Los dejó solos. Era una de esas situaciones que lo incomodaban. Bah, casi cualquier "situación" lo incomodaba. Se restregó los ojos, y tras cerrar la puerta, sus pasos resonaron, con eco incluido, en su transcurso por el pasillito.
Decidió no tomar el ascensor: la escalera formaba casi su único ejercicio físico rutinario, y además (aunque nunca lo hubiese admitido) tenía cierto pánico hacia ellos. Fue bajando de a saltos, saltando alternadamente con la piernas izquierda y derecha, respectivamente, hasta que cuando le quedaba la última (venía desde el quinto piso) los gemelos le ardían y no tuvo más opción que bajar normalmente. De más estaba decir que no hubo nadie con el que se cruzase en el trayecto, por lo cual se ahorró el ridículo.
Ya en planta baja, llegó finalmente a la puerta, abrió, y dejo pasar a una viejita que sonrío agradecida. Tras cerrar nuevamente con su llave, se le ocurrió que la señora podía ser miembro de alguna organización terrorista, y él, muy descuidado, la había dejado entrar. Tuvo una gran satisfacción y se le curvó una mueca al imaginarse al edificio desmoronándose, provocando cientos de muertos y heridos. Lo que le causaba placer no era el horror en sí, sino el mero hecho de poder ser partícipe de un hecho tan trascendental.

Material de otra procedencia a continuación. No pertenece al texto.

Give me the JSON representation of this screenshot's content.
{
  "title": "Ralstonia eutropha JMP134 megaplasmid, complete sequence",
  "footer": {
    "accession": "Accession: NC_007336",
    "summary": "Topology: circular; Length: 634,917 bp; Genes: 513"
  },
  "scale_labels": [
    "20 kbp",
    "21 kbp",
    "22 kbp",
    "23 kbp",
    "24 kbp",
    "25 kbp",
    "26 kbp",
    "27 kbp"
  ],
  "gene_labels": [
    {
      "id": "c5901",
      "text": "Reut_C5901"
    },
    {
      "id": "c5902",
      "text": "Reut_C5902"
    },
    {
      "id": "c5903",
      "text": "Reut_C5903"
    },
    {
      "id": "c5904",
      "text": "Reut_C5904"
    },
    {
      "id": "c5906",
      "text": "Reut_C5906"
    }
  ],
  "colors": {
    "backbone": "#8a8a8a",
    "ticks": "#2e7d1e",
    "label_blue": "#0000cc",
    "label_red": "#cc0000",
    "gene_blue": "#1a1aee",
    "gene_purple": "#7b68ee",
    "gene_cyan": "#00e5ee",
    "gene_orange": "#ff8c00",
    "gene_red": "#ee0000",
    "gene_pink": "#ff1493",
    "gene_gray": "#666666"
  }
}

Se alejó unos cuantos pasos más, dejándose arrastar por sus pies hasta la parada, esquivando baldosas rotas y excrementos caninos, aunque, por tener la mirada fija al piso, no pudo evitar chocarse con algún otro peatón. El colectivo llego unos diez minutos después, se subió algo apurado (aunque en realidad no tenía que ir a ningún lado) por lo cual se ganó una mirada ofendida del chofer, y al sentirse atemorizado, como le sucedía en casi cualquier situación, apenas osó a balbucear torpemente su destino, y por fin, para su alivio, llegó a su duro y pegajoso asiento para jugar uno de sus juegos favoritos.